2021/10/15 22:48:04 DEBUG : hdfs://lassdppr01hdp01.las.ssnsgs.net:8020: list [/.reserved/raw/prod1/raw/test]
2021/10/15 22:48:04 DEBUG : hdfs://sansdppr01hdp01.san.ssnsgs.net:8020: list [/.reserved/raw/prod1/raw/test]
2021/10/15 22:48:04 DEBUG : hdfs://lassdppr01hdp01.las.ssnsgs.net:8020: Waiting for checks to finish
2021/10/15 22:48:04 DEBUG : hdfs://lassdppr01hdp01.las.ssnsgs.net:8020: Waiting for transfers to finish
2021/10/15 22:48:04 DEBUG : hdfs://sansdppr01hdp01.san.ssnsgs.net:8020: open [/.reserved/raw/prod1/raw/test/rclone.tgz]
2021/10/15 22:48:04 DEBUG : hdfs://lassdppr01hdp01.las.ssnsgs.net:8020: update [/.reserved/raw/prod1/raw/test/rclone.tgz]
2021/10/15 22:48:05 INFO : rclone.tgz: Copied (new)
2021/10/15 22:48:05 INFO :
Transferred: 14.210Mi / 14.210 MiByte, 100%, 0 Byte/s, ETA -
Transferred: 1 / 1, 100%
Elapsed time: 0.5s
2021/10/15 22:48:05 DEBUG : 5 go routines active
The tgz file in the destination cluster:
: [2241] hdfs@lassdppr01hdp05:~ $ ; hdfs dfs -ls /prod1/raw/test
Found 1 items
-rw-r--r-- 3 hdfs hadoop 14899752 2021-10-15 22:43 /prod1/raw/test/rclone.tgz
: [SLDP: LAS_PROD01] ;
: [2249] hdfs@lassdppr01hdp05:~ $ ; hdfs dfs -copyToLocal /prod1/raw/test/rclone.tgz .
: [SLDP: LAS_PROD01] ;
: [2249] hdfs@lassdppr01hdp05:~ $ ; tar tvzf rclone.tgz
gzip: stdin: not in gzip format
tar: Child returned status 1
tar: Error is not recoverable: exiting now
I don't know much about this backend either.

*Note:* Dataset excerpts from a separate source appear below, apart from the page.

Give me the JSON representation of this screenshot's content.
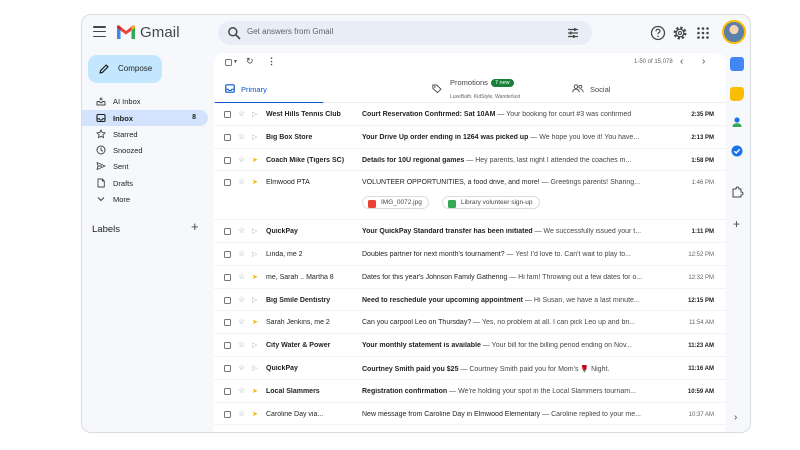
{
  "app": {
    "brand": "Gmail",
    "brand_colors": [
      "#ea4335",
      "#4285f4",
      "#34a853",
      "#fbbc04"
    ]
  },
  "header": {
    "search_placeholder": "Get answers from Gmail",
    "icons": [
      "menu-icon",
      "search-icon",
      "tune-icon",
      "help-icon",
      "settings-icon",
      "apps-icon",
      "avatar"
    ]
  },
  "sidebar": {
    "compose_label": "Compose",
    "items": [
      {
        "label": "AI Inbox",
        "icon": "ai-inbox-icon",
        "active": false,
        "count": ""
      },
      {
        "label": "Inbox",
        "icon": "inbox-icon",
        "active": true,
        "count": "8"
      },
      {
        "label": "Starred",
        "icon": "star-icon",
        "active": false,
        "count": ""
      },
      {
        "label": "Snoozed",
        "icon": "clock-icon",
        "active": false,
        "count": ""
      },
      {
        "label": "Sent",
        "icon": "send-icon",
        "active": false,
        "count": ""
      },
      {
        "label": "Drafts",
        "icon": "draft-icon",
        "active": false,
        "count": ""
      },
      {
        "label": "More",
        "icon": "chevron-down-icon",
        "active": false,
        "count": ""
      }
    ],
    "labels_title": "Labels",
    "labels_add": "+"
  },
  "toolbar": {
    "range": "1-50 of 15,078",
    "prev": "‹",
    "next": "›"
  },
  "tabs": [
    {
      "label": "Primary",
      "icon": "inbox-icon",
      "active": true
    },
    {
      "label": "Promotions",
      "badge": "7 new",
      "sub": "LuxeBath, KidStyle, Wanderlust",
      "icon": "tag-icon",
      "active": false
    },
    {
      "label": "Social",
      "icon": "people-icon",
      "active": false
    }
  ],
  "emails": [
    {
      "sender": "West Hills Tennis Club",
      "subject": "Court Reservation Confirmed: Sat 10AM",
      "snippet": " — Your booking for court #3 was confirmed",
      "time": "2:35 PM",
      "unread": true,
      "important": false
    },
    {
      "sender": "Big Box Store",
      "subject": "Your Drive Up order ending in 1264 was picked up",
      "snippet": " — We hope you love it! You have...",
      "time": "2:13 PM",
      "unread": true,
      "important": false
    },
    {
      "sender": "Coach Mike (Tigers SC)",
      "subject": "Details for 10U regional games",
      "snippet": " — Hey parents, last night I attended the coaches m...",
      "time": "1:58 PM",
      "unread": true,
      "important": true
    },
    {
      "sender": "Elmwood PTA",
      "subject": "VOLUNTEER OPPORTUNITIES, a food drive, and more!",
      "snippet": " — Greetings parents! Sharing...",
      "time": "1:46 PM",
      "unread": false,
      "important": true,
      "attachments": [
        {
          "label": "IMG_0072.jpg",
          "color": "#ea4335"
        },
        {
          "label": "Library volunteer sign-up",
          "color": "#34a853"
        }
      ]
    },
    {
      "sender": "QuickPay",
      "subject": "Your QuickPay Standard transfer has been initiated",
      "snippet": " — We successfully issued your t...",
      "time": "1:11 PM",
      "unread": true,
      "important": false
    },
    {
      "sender": "Linda, me 2",
      "subject": "Doubles partner for next month's tournament?",
      "snippet": " — Yes! I'd love to. Can't wait to play to...",
      "time": "12:52 PM",
      "unread": false,
      "important": false
    },
    {
      "sender": "me, Sarah .. Martha 8",
      "subject": "Dates for this year's Johnson Family Gathering",
      "snippet": " — Hi fam! Throwing out a few dates for o...",
      "time": "12:32 PM",
      "unread": false,
      "important": true
    },
    {
      "sender": "Big Smile Dentistry",
      "subject": "Need to reschedule your upcoming appointment",
      "snippet": " — Hi Susan, we have a last minute...",
      "time": "12:15 PM",
      "unread": true,
      "important": false
    },
    {
      "sender": "Sarah Jenkins, me 2",
      "subject": "Can you carpool Leo on Thursday?",
      "snippet": " — Yes, no problem at all. I can pick Leo up and bri...",
      "time": "11:54 AM",
      "unread": false,
      "important": true
    },
    {
      "sender": "City Water & Power",
      "subject": "Your monthly statement is available",
      "snippet": " — Your bill for the billing period ending on Nov...",
      "time": "11:23 AM",
      "unread": true,
      "important": false
    },
    {
      "sender": "QuickPay",
      "subject": "Courtney Smith paid you $25",
      "snippet": " — Courtney Smith paid you for Mom's 🌹 Night.",
      "time": "11:16 AM",
      "unread": true,
      "important": false
    },
    {
      "sender": "Local Slammers",
      "subject": "Registration confirmation",
      "snippet": " — We're holding your spot in the Local Slammers tournam...",
      "time": "10:59 AM",
      "unread": true,
      "important": true
    },
    {
      "sender": "Caroline Day via...",
      "subject": "New message from Caroline Day in Elmwood Elementary",
      "snippet": " — Caroline replied to your me...",
      "time": "10:37 AM",
      "unread": false,
      "important": true
    }
  ],
  "side_rail": [
    {
      "icon": "calendar-icon",
      "color": "#4285f4"
    },
    {
      "icon": "keep-icon",
      "color": "#fbbc04"
    },
    {
      "icon": "contacts-icon",
      "color": "#1a73e8"
    },
    {
      "icon": "tasks-icon",
      "color": "#1a73e8"
    },
    {
      "icon": "add-on-icon",
      "color": "#444746"
    }
  ],
  "rail_plus": "+",
  "rail_collapse": "›"
}
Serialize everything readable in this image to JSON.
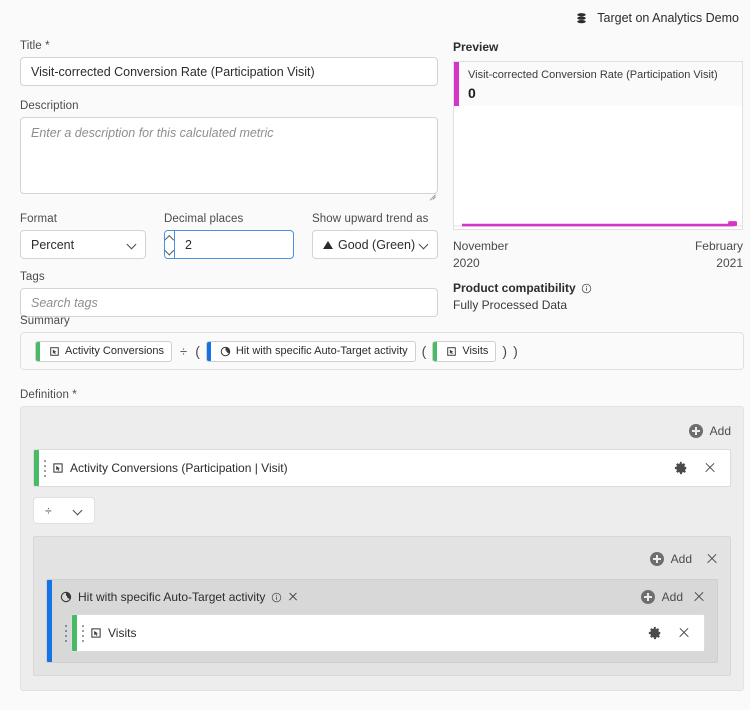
{
  "topbar": {
    "report_suite_icon": "data-layers-icon",
    "report_suite": "Target on Analytics Demo"
  },
  "form": {
    "title_label": "Title *",
    "title_value": "Visit-corrected Conversion Rate (Participation Visit)",
    "description_label": "Description",
    "description_value": "",
    "description_placeholder": "Enter a description for this calculated metric",
    "format_label": "Format",
    "format_value": "Percent",
    "decimal_label": "Decimal places",
    "decimal_value": "2",
    "trend_label": "Show upward trend as",
    "trend_value": "Good (Green)",
    "trend_icon": "triangle-up-icon",
    "tags_label": "Tags",
    "tags_value": "",
    "tags_placeholder": "Search tags"
  },
  "summary": {
    "label": "Summary",
    "tokens": [
      {
        "kind": "chip",
        "color": "green",
        "icon": "metric-icon",
        "label": "Activity Conversions"
      },
      {
        "kind": "operator",
        "label": "÷"
      },
      {
        "kind": "paren",
        "label": "("
      },
      {
        "kind": "chip",
        "color": "blue",
        "icon": "segment-icon",
        "label": "Hit with specific Auto-Target activity"
      },
      {
        "kind": "paren",
        "label": "("
      },
      {
        "kind": "chip",
        "color": "green",
        "icon": "metric-icon",
        "label": "Visits"
      },
      {
        "kind": "paren",
        "label": ")"
      },
      {
        "kind": "paren",
        "label": ")"
      }
    ]
  },
  "definition": {
    "label": "Definition *",
    "add_label": "Add",
    "row_1": {
      "icon": "metric-icon",
      "label": "Activity Conversions (Participation | Visit)",
      "gear_icon": "gear-icon",
      "close_icon": "close-icon",
      "accent_color": "#49bb67"
    },
    "operator": {
      "symbol": "÷",
      "chevron_icon": "chevron-down-icon"
    },
    "container": {
      "add_label": "Add",
      "close_icon": "close-icon",
      "accent_color": "#1473e6",
      "segment": {
        "icon": "segment-icon",
        "label": "Hit with specific Auto-Target activity",
        "info_icon": "info-icon",
        "close_icon": "close-icon",
        "add_label": "Add",
        "container_close_icon": "close-icon",
        "metric": {
          "icon": "metric-icon",
          "label": "Visits",
          "gear_icon": "gear-icon",
          "close_icon": "close-icon",
          "accent_color": "#49bb67"
        }
      }
    }
  },
  "preview": {
    "title": "Preview",
    "metric_name": "Visit-corrected Conversion Rate (Participation Visit)",
    "value": "0",
    "accent_color": "#d536c9",
    "start_month": "November",
    "start_year": "2020",
    "end_month": "February",
    "end_year": "2021",
    "compatibility_label": "Product compatibility",
    "compatibility_info_icon": "info-icon",
    "compatibility_value": "Fully Processed Data"
  },
  "chart_data": {
    "type": "line",
    "title": "Visit-corrected Conversion Rate (Participation Visit)",
    "xlabel": "",
    "ylabel": "",
    "x": [
      "November 2020",
      "February 2021"
    ],
    "series": [
      {
        "name": "Visit-corrected Conversion Rate (Participation Visit)",
        "values": [
          0,
          0,
          0,
          0,
          0,
          0,
          0,
          0,
          0,
          0,
          0,
          0
        ]
      }
    ],
    "ylim": [
      0,
      1
    ],
    "grid": false,
    "legend": "none",
    "line_color": "#d536c9",
    "marker_at_end": true
  }
}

Perhaps @ncw or @ivandeex might have a thought as I was looking through the feature request and I think they both were involved. I do not see @urykhy on the forums.
ncw
(Nick Craig-Wood)
October 16, 2021, 9:47am
7
I suspect you are right about it not supporting TDE.
Can you open a new issue on Github and we can ask the experts there about it.
Thanks
ivandeex
(Ivan Andreev)
October 16, 2021, 10:35am
8
I don't know what is TDE so can't comment. Let gurus decide.
amiller
(Alan)
October 17, 2021, 1:28am
9
I also wanted to mention that copying HDFS files from an "unencrypted" area in the source cluster to the destination cluster works fine (there is no data corruption).
For example:
All files under /prod1 are an "encryption zone"
First I copied the contents of /prod1/raw/test to /unencrypted/raw/test using
the hadoop distcp command (preserves timestamps, perms, acs, etc)
Then I ran rclone copy san_prod:/unencrypted/raw/test las_prod:/prod1/raw/test
Which achieves my goal of mirroring data across the 2 HDFS clusters.
So, this is probably a feature request for rclone to support Hadoop TDE.
It would be nice if the documentation would at least mention this limitation.
system
(system)
Closed
November 16, 2021, 1:28am
10
This topic was automatically closed 30 days after the last reply. New replies are no longer allowed.